Undeveloped markets in line for rough ride
Updated: 2011-09-07 07:41
By Bao Chang (China Daily)
A dock employee monitors containers at the Yangshan Deep Water Port in Shanghai. The United Nations Conference on Trade and Development said the world economy is slowing. Qilai Shen / Bloomberg
A report from UNCTAD suggests slowdown in developed economies
URUMQI - Having re-established pre-crisis growth trends, the world's developing economies could now be affected by recession in the developed countries where economic revitalization is slowing, said Supachai Panitchpakdi, secretary-general of the United Nations Conference on Trade and Development (UNCTAD).
He made the remark during the first China-Eurasia Expo held in Urumqi, the capital of the Xinjiang Uygur autonomous region, where UNCTAD released its 2011 Trade and Development Report. The report will be officially published globally on Wednesday.
It shows that after a rapid post-crisis recovery, the world economy is slowing, from about 4 percent GDP growth in 2010 to 3 percent in 2011.
Growth is strong in developing economies, which have resumed their pre-crisis growth trends and are expanding at more than 6 percent this year. In contrast, the world's developed economies will only grow by between 1.5 and 2 percent in 2011, according to UNCTAD.
East Asia, Southern Asia and Southeast Asia have recorded the highest GDP growth rates of more than 7 percent in 2011.
"Although growth in developing countries has become more and more dependent on the expansion of domestic markets, they still face significant external risks, remaining vulnerable to trade and financial shocks, because of economic weakness in the developed economies and a lack of reform in international financial markets," said Panitchpakdi.
In 2011, the international trade volume growth is expected to return to single-digit from 14 percent in 2010, particularly in the developed economies, according to the report.
"The growth of international trade will be between 7 and 8 percent in 2011, half of that of last year, as we have seen more and more trade restrictions, currency wars and fiscal tightening in the global market," Panitchpakdi said.
In the United States, the recovery has been stalling as domestic demand has remained subdued due to stagnating wages and employment. With interest rates at historically low levels for the foreseeable future and the fiscal stimulus waning, a quick return to a satisfactory growth trajectory is highly unlikely, the report said.
In the European Union, income growth remained low in the second quarter of 2011. Meanwhile, the prospect of fiscal austerity measures spreading across Europe may mean that there is a high risk that the eurozone will continue to act as a significant drag on global growth. In fact, recent plunges in stock markets largely reflect the worsening growth perspective.
Asia is also undergoing a moderate slowdown owing to supply-chain effects after the March earthquake in Japan, plus tighter monetary conditions and weak demand in some major export markets, the report said.

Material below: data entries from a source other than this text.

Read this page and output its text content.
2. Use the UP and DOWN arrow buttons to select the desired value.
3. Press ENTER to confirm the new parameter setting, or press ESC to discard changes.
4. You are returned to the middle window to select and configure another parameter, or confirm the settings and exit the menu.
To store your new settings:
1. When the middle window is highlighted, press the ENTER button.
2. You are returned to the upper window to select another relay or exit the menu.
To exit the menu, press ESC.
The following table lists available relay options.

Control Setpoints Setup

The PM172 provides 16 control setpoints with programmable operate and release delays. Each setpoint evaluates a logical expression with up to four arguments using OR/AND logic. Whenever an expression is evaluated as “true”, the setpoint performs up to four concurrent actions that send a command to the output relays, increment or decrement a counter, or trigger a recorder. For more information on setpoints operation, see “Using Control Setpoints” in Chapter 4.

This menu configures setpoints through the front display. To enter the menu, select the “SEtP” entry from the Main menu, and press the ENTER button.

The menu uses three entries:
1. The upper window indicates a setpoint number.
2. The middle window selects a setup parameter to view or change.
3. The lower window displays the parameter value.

"In contrast with the main surplus developed economies, Germany and Japan, where net exports continue to be the major engine for growth, some large surplus developing and emerging economies such as China and Russia are honoring their commitment to help reduce global imbalances," Panitchpakdi added.
He added that at present China's GDP growth is no longer solely reliant on export increases, but rather on the rapid pace of investment in infrastructure and domestic consumption.